Лейтенант недоверчиво хмыкнул. Здоровый цинизм позволяет трезво смотреть на вещи, но в случае с Майклом это был старательно взращенный нигилизм… который оставался таким же бегством от реальности, как если бы он сейчас нежно гладил волосы погибшей.
В работе следователя такие качества лишь мешали.
Полицейский наклонился поближе к развратно-беспомощно раздвинутым ногам жертвы. Ее половые органы были не просто вырезаны — выскоблены дочиста, и срез до сих пор гладко блестел там, где еще сохранились ткани. Санинспектор искоса наблюдал за действиями лейтенанта, пока тот отрывисто рассуждал вслух.
— Городские каннибалы обычно едят сырое мясо: прямо с трупа, не разделывая. Убийца охотился за определенными органоидами, и здесь явно было применено медицинское оборудование.
— Дюбели, которыми эта малышка прибита к полу, вы тоже к нему отнесете?
— Возможно, с ней что-то делали…
— Послушайте, Элберт, мы сейчас в самой зловонной клоаке Кэрридж-сити. Девушка жила одна, безоружная и беспомощная. Ее изуродовали, приковали и бросили, стоило ей умереть. Мастер не стал бы оставлять тело — просто скормил бы его кадаврам. Или переработал бы на биомассу — мало ли, что эти чокнутые хирурги могут сделать с сорока килограммами человеческой плоти? Скинуть это дело убойному отделу и все…
— Кто сообщил о находке? — прервал юношу коп.
После некоторой паузы Майкл ответил:
— Местный… шериф… не знаю, как это назвать. Он обходит все жилища где-то раз в месяц.
— Могу поспорить, что он не стесняется принимать добровольные денежные подарки от благодарных подопечных, — хмуро пробурчал мужчина.

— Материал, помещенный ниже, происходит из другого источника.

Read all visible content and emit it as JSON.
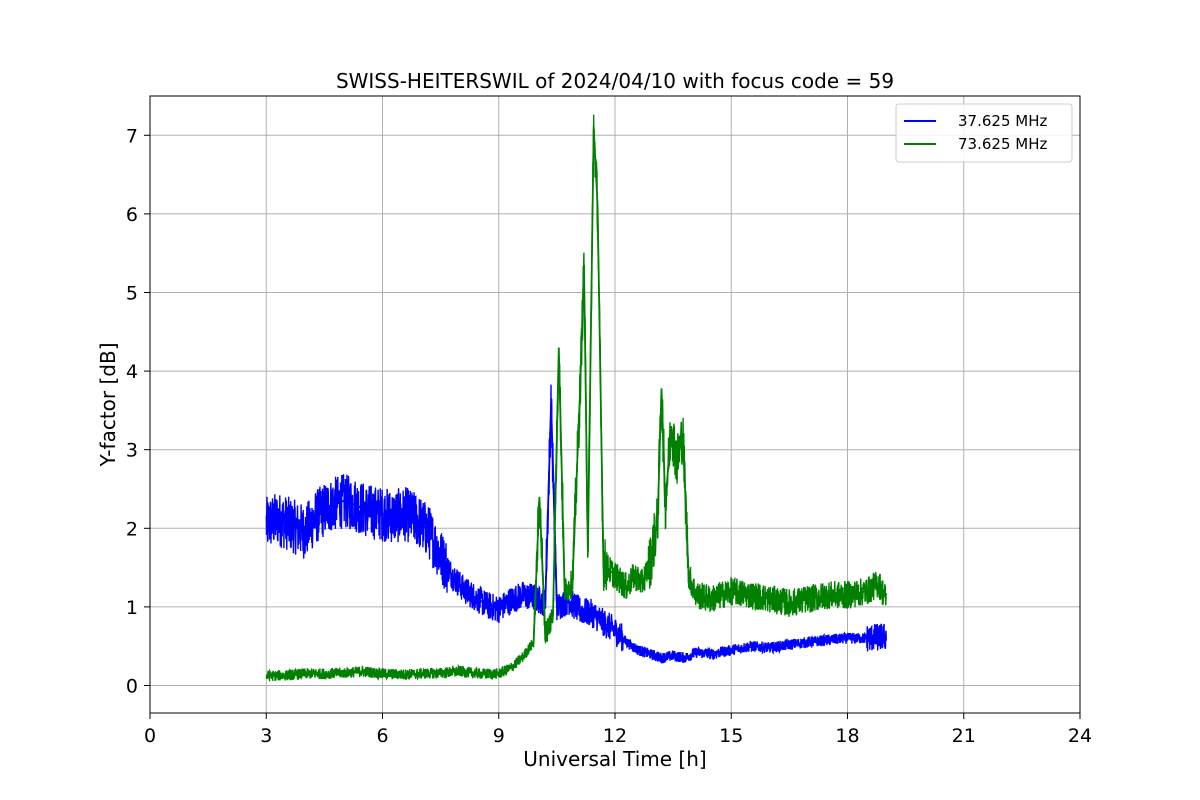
{
  "chart_data": {
    "type": "line",
    "title": "SWISS-HEITERSWIL of 2024/04/10 with focus code = 59",
    "xlabel": "Universal Time [h]",
    "ylabel": "Y-factor [dB]",
    "xlim": [
      0,
      24
    ],
    "ylim": [
      -0.35,
      7.5
    ],
    "xticks": [
      0,
      3,
      6,
      9,
      12,
      15,
      18,
      21,
      24
    ],
    "yticks": [
      0,
      1,
      2,
      3,
      4,
      5,
      6,
      7
    ],
    "grid": true,
    "legend_position": "top-right",
    "series": [
      {
        "name": "37.625 MHz",
        "color": "#0000ff",
        "x": [
          3.0,
          3.3,
          3.6,
          4.0,
          4.3,
          4.6,
          5.0,
          5.3,
          5.6,
          6.0,
          6.3,
          6.6,
          6.9,
          7.2,
          7.5,
          7.8,
          8.1,
          8.4,
          8.7,
          9.0,
          9.3,
          9.6,
          9.9,
          10.2,
          10.35,
          10.5,
          10.8,
          11.1,
          11.4,
          11.7,
          12.0,
          12.3,
          12.6,
          12.9,
          13.2,
          13.5,
          13.8,
          14.1,
          14.5,
          15.0,
          15.5,
          16.0,
          16.5,
          17.0,
          17.5,
          18.0,
          18.5,
          19.0
        ],
        "y": [
          2.05,
          2.12,
          2.05,
          1.95,
          2.15,
          2.28,
          2.35,
          2.3,
          2.22,
          2.18,
          2.15,
          2.18,
          2.1,
          1.95,
          1.65,
          1.4,
          1.22,
          1.12,
          1.02,
          0.97,
          1.08,
          1.15,
          1.12,
          1.05,
          3.6,
          1.0,
          1.08,
          0.95,
          0.92,
          0.8,
          0.7,
          0.55,
          0.45,
          0.4,
          0.35,
          0.38,
          0.35,
          0.42,
          0.4,
          0.45,
          0.5,
          0.48,
          0.52,
          0.55,
          0.58,
          0.6,
          0.6,
          0.62
        ]
      },
      {
        "name": "73.625 MHz",
        "color": "#008000",
        "x": [
          3.0,
          3.5,
          4.0,
          4.5,
          5.0,
          5.5,
          6.0,
          6.5,
          7.0,
          7.5,
          8.0,
          8.5,
          9.0,
          9.3,
          9.6,
          9.9,
          10.05,
          10.2,
          10.4,
          10.55,
          10.7,
          10.9,
          11.1,
          11.2,
          11.3,
          11.45,
          11.55,
          11.7,
          11.9,
          12.1,
          12.3,
          12.5,
          12.7,
          12.9,
          13.1,
          13.2,
          13.3,
          13.45,
          13.6,
          13.75,
          13.9,
          14.1,
          14.5,
          15.0,
          15.5,
          16.0,
          16.5,
          17.0,
          17.5,
          18.0,
          18.5,
          18.8,
          19.0
        ],
        "y": [
          0.12,
          0.13,
          0.15,
          0.15,
          0.16,
          0.18,
          0.15,
          0.14,
          0.15,
          0.16,
          0.18,
          0.15,
          0.15,
          0.22,
          0.35,
          0.55,
          2.4,
          0.65,
          0.9,
          4.3,
          1.2,
          1.3,
          3.75,
          5.35,
          1.7,
          7.1,
          6.1,
          1.55,
          1.45,
          1.35,
          1.25,
          1.4,
          1.3,
          1.55,
          2.1,
          3.78,
          2.3,
          3.3,
          2.85,
          3.2,
          1.4,
          1.15,
          1.1,
          1.2,
          1.15,
          1.1,
          1.05,
          1.1,
          1.15,
          1.15,
          1.2,
          1.3,
          1.1
        ]
      }
    ]
  }
}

— А то как же, — сухо хохотнул Майкл. — Такие князьки живут за счет податей, а чуть запахло жареным — сразу бегут плакаться властям. Впрочем, для местных то, что на них обратили внимание из внутреннего города — уже нечто за гранью фантастики, так что, можно сказать, патронажную функцию они выполняют.

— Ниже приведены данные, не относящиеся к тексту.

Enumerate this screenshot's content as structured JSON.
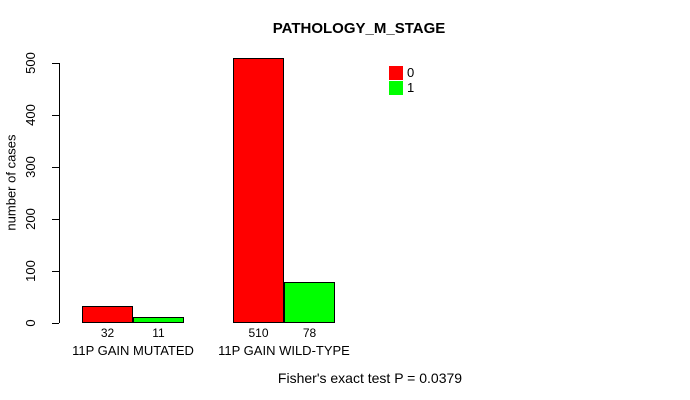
{
  "chart_data": {
    "type": "bar",
    "title": "PATHOLOGY_M_STAGE",
    "xlabel": "",
    "ylabel": "number of cases",
    "categories": [
      "11P GAIN MUTATED",
      "11P GAIN WILD-TYPE"
    ],
    "series": [
      {
        "name": "0",
        "color": "#ff0000",
        "values": [
          32,
          510
        ]
      },
      {
        "name": "1",
        "color": "#00ff00",
        "values": [
          11,
          78
        ]
      }
    ],
    "bar_value_labels": [
      [
        "32",
        "11"
      ],
      [
        "510",
        "78"
      ]
    ],
    "yticks": [
      0,
      100,
      200,
      300,
      400,
      500
    ],
    "ylim": [
      0,
      500
    ],
    "grid": false,
    "legend_position": "top-right",
    "legend": [
      {
        "label": "0",
        "color": "#ff0000"
      },
      {
        "label": "1",
        "color": "#00ff00"
      }
    ],
    "annotation": "Fisher's exact test P = 0.0379"
  },
  "colors": {
    "background": "#ffffff",
    "axis": "#000000",
    "text": "#000000",
    "series_0": "#ff0000",
    "series_1": "#00ff00"
  }
}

Полицейская сошка вокруг уже начала зло переглядываться. Напарники не блистали профессионализмом, разговаривали на отвлеченные темы и явно не собирались в ближайшее время отпускать служивых домой. Причем большинству из них было попросту страшно находиться в гетто.
Майкл, явно получающий удовольствие от чужого бешенства, нарочито неторопливо заносил в протокол мелкие детали с места происшествия. Элберт не стал ему мешать, используя полученное время, чтобы выбрать еще несколько фотокарточек из разбросанных по полу. В его седеющей голове медленно рождался план расследования, и вместе с ним — предчувствие, что это будет его последнее дело.

— Зачем вам эти фотографии? — спросил санинспектор на пути обратно в город.
На Кэрридж-сити медленно опускались сумерки, и трущобные улицы заполнялись вышедшими на промысел мастерами сомнительных ремесел. Полицейский автомобиль на родной территории явно раззадоривал их кровожадный пыл, и лейтенант опасался, что придется пустить свой антикварный люгер в ход. Как говорилось выше, трупы он не любил, и множить их не стремился.
— У меня есть брат, он из трущобных, — решился на откровенность коп, когда они выехали наконец на трассу, ведущую к внутренним районам. Он не знал, что толкнуло его вернуться к завершенному, вроде бы, разговору: просто чувствовал необходимость поделиться, — Местные зовут его Дэнни, и он… знамение, что ли, что делом занялась полиция. Я использую его как информатора, но он одновременно и предупреждение, и гарант безопасности. По роду деятельности Дэнни… осведомлен о некоторых делах преступного мира, и…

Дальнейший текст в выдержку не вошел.